Chiropiezoelectric Energy Harvesting from Lattice-Handedness-Controlled Selenium Nanowires
Abstract
The growth of wearable electronics, soft robotics, and Internet-of-Things systems has intensified the demand for inorganic piezoelectric materials that harvest weak biomechanical energy. Advances through composition optimization, defect engineering, strain engineering, and orientation control have improved existing electromechanical responses, but have not introduced a new mechanism for enhancing piezoelectricity. Here we propose atomic chirality engineering as a design principle for inorganic piezoelectric nanomaterials.

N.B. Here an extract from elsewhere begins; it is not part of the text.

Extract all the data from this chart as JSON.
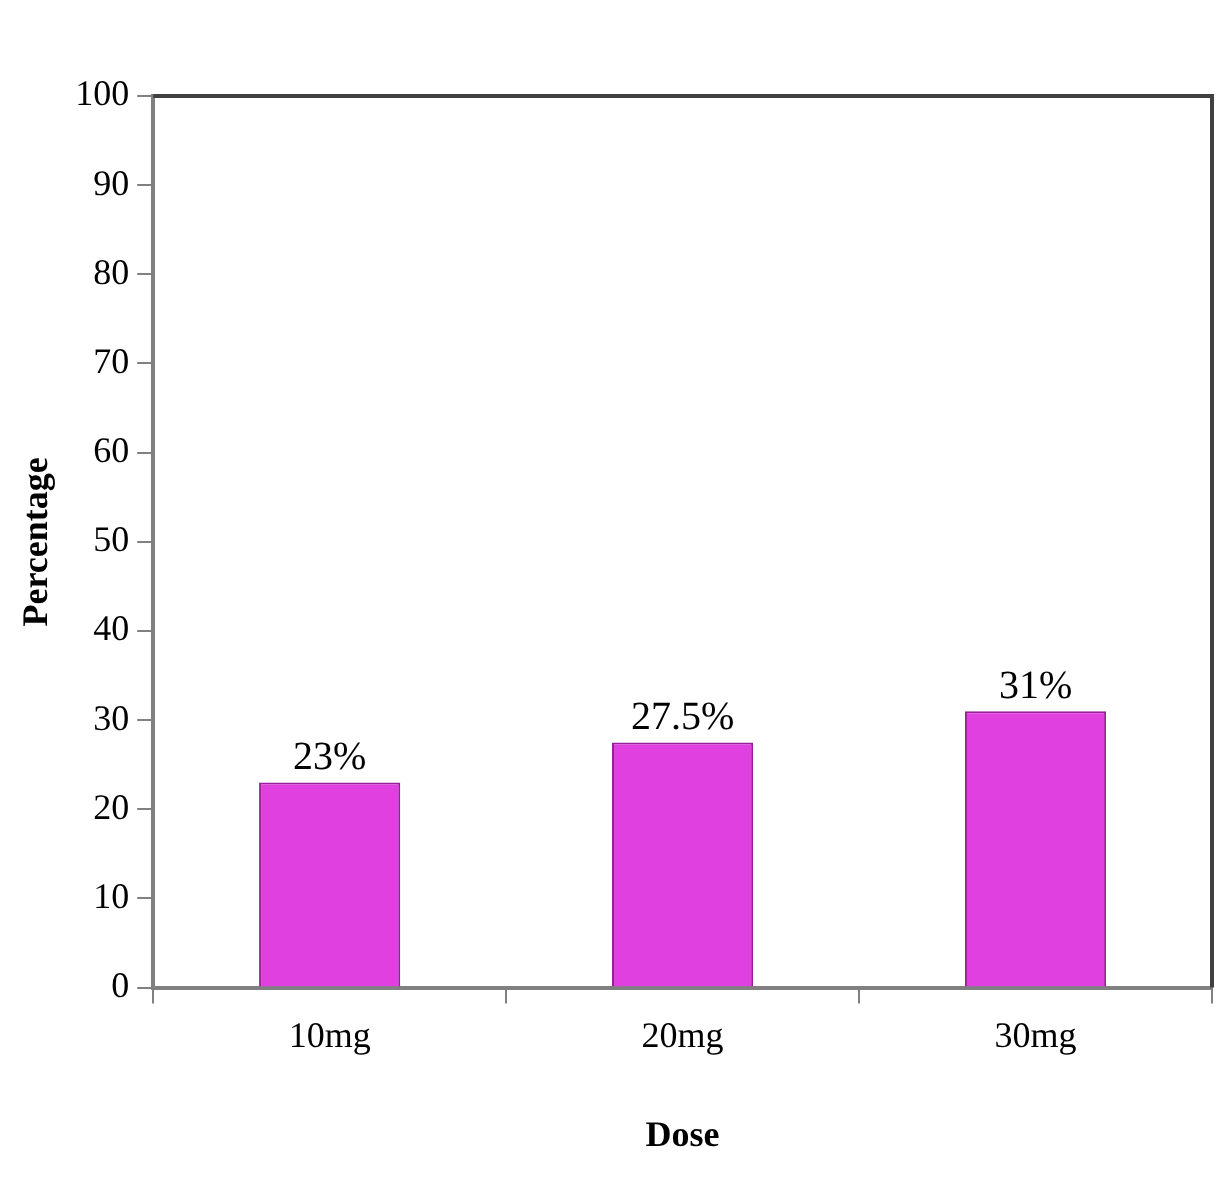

Unlike conventional strategies that modify composition or morphology, atomic chirality alters the handedness of the crystal lattice itself, adding a degree of freedom for controlling dipole alignment, electromechanical coupling, and potentially spin-dependent transport. Using atomically chiral trigonal selenium nanowires as a model system, we show that crystal handedness alone changes piezoelectric performance at identical chemical composition. Piezoresponse force microscopy resolved a consistent enantiomeric difference, with right-handed D-Se nanowires reaching a higher effective piezoelectric coefficient than their left-handed counterparts, and flexible nanogenerators and self-powered acoustic sensors built from the two enantiomers produced distinct outputs under identical deformation. This work establishes atomic chirality as a distinct route for designing piezoelectric materials, one that may extend across non-centrosymmetric inorganic semiconductors for sustainable energy harvesting and wearable sensing.